The book “Healing Cancer from Within: The Key Report on Cancer Psychology” highlights that cancer is a comprehensive and systemic disease caused by “internal disorders” resulting from disruptions in multiple aspects of the body. Comprehensive adjustments to these disorders are equally necessary, even crucial, for preventing metastasis and recurrence.

Cancer isn’t a malfunction of only basic cellular reproduction, but also internal immune functions that should recognize and clear out problematic cells. Researchers have now verified, through several mechanisms, that the state of a person’s mind has immediate and significant effects on their physiology. Ongoing stress is also known to contribute to chronic disease states.

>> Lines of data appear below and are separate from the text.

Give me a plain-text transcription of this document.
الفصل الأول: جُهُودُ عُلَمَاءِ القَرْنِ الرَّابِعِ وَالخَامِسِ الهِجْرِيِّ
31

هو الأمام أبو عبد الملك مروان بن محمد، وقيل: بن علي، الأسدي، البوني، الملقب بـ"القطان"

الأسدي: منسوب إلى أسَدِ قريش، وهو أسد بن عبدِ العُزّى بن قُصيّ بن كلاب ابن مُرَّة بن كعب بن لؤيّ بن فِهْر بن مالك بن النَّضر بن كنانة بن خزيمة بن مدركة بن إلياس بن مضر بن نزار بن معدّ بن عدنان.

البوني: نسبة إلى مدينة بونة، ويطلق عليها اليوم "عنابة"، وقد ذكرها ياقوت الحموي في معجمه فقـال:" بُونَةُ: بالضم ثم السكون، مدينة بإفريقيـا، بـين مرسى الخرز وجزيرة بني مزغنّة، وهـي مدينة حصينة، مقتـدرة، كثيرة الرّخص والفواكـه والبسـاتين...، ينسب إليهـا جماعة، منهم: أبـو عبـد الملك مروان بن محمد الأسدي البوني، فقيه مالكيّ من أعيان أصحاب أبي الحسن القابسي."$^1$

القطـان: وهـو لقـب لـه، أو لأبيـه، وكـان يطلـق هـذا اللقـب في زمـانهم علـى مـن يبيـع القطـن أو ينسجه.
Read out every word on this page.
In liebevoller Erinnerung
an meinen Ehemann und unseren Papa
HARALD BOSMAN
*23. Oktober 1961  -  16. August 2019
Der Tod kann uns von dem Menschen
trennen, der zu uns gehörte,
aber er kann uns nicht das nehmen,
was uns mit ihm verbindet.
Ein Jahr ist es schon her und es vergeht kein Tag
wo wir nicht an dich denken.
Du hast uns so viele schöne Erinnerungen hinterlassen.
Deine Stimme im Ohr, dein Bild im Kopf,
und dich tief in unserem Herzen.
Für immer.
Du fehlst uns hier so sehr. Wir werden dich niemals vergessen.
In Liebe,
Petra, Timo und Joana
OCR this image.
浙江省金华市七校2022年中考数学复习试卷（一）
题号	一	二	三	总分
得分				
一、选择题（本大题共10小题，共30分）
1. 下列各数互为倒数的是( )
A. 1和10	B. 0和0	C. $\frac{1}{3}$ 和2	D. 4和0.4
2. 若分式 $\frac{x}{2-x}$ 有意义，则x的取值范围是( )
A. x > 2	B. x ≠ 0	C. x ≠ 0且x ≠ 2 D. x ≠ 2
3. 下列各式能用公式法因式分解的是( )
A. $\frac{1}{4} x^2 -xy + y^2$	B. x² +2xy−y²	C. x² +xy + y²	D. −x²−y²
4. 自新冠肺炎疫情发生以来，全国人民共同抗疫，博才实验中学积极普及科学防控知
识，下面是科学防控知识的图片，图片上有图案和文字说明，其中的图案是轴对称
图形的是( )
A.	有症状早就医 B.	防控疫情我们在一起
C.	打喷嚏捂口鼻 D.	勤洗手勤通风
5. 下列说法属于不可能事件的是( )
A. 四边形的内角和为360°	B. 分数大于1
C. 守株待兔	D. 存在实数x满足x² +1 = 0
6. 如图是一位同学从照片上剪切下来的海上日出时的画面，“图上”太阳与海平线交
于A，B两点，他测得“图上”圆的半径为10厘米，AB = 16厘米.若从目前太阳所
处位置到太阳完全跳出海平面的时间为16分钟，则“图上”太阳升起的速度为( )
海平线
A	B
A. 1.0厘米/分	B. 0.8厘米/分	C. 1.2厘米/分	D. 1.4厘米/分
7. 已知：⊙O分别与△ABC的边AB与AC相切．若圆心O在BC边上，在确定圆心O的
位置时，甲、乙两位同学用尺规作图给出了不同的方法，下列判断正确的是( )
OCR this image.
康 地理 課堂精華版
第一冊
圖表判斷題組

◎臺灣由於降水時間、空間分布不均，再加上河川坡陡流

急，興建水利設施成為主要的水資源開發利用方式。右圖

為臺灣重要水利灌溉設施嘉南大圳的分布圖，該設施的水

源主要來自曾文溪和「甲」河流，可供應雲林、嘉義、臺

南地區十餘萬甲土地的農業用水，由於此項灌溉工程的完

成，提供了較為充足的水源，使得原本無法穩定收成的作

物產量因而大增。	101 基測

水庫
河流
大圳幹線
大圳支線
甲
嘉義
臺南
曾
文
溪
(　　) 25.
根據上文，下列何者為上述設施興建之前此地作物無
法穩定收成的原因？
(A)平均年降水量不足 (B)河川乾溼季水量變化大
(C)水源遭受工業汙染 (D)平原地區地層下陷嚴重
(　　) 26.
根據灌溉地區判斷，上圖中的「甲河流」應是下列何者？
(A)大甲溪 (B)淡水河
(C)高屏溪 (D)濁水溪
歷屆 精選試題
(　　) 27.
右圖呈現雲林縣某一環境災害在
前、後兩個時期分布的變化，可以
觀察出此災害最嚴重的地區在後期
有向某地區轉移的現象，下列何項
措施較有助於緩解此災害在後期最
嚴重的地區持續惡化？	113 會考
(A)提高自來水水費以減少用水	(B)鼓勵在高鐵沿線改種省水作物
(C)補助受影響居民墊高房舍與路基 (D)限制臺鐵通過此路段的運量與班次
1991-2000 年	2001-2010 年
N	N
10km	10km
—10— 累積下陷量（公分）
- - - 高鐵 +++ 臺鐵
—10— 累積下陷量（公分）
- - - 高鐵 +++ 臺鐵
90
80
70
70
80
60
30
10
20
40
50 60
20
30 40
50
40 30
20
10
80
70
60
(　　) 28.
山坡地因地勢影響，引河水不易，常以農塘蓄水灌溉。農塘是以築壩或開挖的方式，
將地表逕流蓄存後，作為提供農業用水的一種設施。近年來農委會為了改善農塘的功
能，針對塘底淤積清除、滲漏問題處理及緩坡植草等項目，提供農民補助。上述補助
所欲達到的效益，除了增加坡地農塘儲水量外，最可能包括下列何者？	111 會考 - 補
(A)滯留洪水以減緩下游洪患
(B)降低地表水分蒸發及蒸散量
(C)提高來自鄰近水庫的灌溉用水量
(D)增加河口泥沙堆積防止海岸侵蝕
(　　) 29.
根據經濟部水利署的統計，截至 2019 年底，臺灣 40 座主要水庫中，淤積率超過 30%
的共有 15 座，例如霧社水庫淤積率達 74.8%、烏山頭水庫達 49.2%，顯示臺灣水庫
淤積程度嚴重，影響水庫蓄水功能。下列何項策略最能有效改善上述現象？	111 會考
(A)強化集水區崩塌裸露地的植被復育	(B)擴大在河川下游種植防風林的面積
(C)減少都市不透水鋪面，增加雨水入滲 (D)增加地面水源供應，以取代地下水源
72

Even loneliness has been linked to significant increases in disease risk.

George L. Engel, a psychologist, proposed in an article published in the journal Science that the “biopsychosocial model“ overcomes the limitations of the biomedical model by emphasizing the comprehensive and systematic integration of biological, psychological, and social perspectives in understanding human health and disease. It recognizes the importance of addressing individuals’ psychological needs and social factors.
Another emerging model, the “ecological model,“ encompasses a broader scope. The National Cancer Institute describes this model as “the interaction between, and interdependence of, factors within and across all levels of a health problem. It highlights people’s interactions with their physical and sociocultural environments.”

It studies the relationship between health status and the internal and external environment of the human body through the concept of an ecosystem.

In the initial stages, this model focused on the external environment, including the effects of the natural and social environment on the human body. In later stages, it recognized the role of the human body’s internal environment, emphasizing the maintenance of inner microbial balance. In summary, it underscores the need for internal and external environments to be unified, achieving harmony and coordination for long-term health and well-being.

The ecological medical model emphasizes the harmony between humans and nature and the internal coordination of the human body, which aligns with TCM principles. From a macro perspective, TCM focuses on the whole and utilizes comprehensive analysis methods to study the internal connections within the human body and its relationship with the internal and external environment. In essence, the ecological and traditional Chinese medical models are compatible.

The Western medical approach, which often focuses on localized treatment, and the holistic and macro-regulation approach of TCM, can join hands and organically integrate to contribute to the fight against cancer and promote overall human health. This is a promising development.

Kuo-pin Wu is the superintendent of Taiwan Xinyitang Heart Clinic. In 2008, he started to study traditional Chinese medicine and obtained a bachelor’s degree from China Medical University in Taiwan.